Habían pasado un par meses en Rusia. El trabajo en la oficina y las clases de ballet que Natasha impartía seguía igual, como todos los días... pero había algo en su interior que la hacía muy feliz, y esa razón, era porque Steve Rogers había llegado a su vida inesperadamente.
Se habían mudado al apartamento de él, ya que era un poco más espacioso. Y con respecto a James, afortunadamente había encontrado trabajo y decidió irse para no seguir donde Steve y claramente, para que él tuviera más privacidad.
Rogers necesitaba tener además de un taller, un cuarto donde guardar material para realizar sus pinturas. A Natasha le encantaba que un muchacho como él se dedicara al arte.
Había días, donde él madrugaba pensando qué poder pintar, o simplemente, trazaba ideas, mediante bosquejos en croqueras. Y digamos que no tenía solo una. A Natasha todas le parecían estupendas ideas. Pero como a todo artista, el bloqueo siempre llega y es difícil salir de ahí, hasta que la inspiración vuelve a atacar repentinamente.

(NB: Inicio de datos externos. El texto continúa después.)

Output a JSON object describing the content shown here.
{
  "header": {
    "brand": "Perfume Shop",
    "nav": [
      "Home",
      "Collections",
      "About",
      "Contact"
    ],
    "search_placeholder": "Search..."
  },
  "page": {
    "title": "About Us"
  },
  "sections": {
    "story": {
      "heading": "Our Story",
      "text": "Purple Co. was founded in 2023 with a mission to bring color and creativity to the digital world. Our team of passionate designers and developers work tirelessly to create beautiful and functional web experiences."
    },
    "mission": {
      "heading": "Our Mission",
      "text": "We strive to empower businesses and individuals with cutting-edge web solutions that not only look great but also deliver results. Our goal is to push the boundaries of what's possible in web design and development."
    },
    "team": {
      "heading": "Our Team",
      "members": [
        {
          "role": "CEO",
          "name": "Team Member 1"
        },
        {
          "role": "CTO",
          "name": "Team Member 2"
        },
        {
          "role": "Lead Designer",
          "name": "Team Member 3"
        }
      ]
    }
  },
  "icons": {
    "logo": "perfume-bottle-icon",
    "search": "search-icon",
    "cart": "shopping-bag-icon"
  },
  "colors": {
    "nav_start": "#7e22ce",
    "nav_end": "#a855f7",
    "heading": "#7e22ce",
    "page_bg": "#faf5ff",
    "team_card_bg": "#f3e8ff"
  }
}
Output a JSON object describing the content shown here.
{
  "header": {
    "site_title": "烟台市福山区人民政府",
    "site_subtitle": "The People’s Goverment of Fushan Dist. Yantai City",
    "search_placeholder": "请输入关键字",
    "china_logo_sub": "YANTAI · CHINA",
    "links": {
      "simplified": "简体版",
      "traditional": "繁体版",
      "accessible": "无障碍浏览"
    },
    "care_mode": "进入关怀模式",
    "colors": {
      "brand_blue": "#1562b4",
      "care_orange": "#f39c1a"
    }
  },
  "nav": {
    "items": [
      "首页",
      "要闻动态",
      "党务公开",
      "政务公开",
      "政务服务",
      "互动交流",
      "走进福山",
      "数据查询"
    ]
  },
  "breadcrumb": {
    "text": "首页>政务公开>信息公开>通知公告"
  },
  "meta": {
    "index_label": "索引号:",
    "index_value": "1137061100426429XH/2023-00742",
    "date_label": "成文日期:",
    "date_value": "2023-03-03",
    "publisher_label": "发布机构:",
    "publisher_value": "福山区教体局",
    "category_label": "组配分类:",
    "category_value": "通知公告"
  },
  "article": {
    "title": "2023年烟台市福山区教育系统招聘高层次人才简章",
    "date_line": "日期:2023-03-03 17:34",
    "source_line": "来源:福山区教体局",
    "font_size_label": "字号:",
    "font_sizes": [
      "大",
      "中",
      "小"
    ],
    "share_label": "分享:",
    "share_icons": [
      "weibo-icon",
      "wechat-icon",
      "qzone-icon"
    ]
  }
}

Pero tampoco es que Steve pasaba de largo todos los días. Eran aquellos días donde él sabía que tenía la idea y sólo debía concentrarse más en encontrarla; cuando eso pasaba, Natasha se levantaba a las 3 de la madrugada y le preparaba chocolate caliente; a Steve no le gustaba que ella hiciera eso. Pero terminó acostumbrándose a los mimos de ella.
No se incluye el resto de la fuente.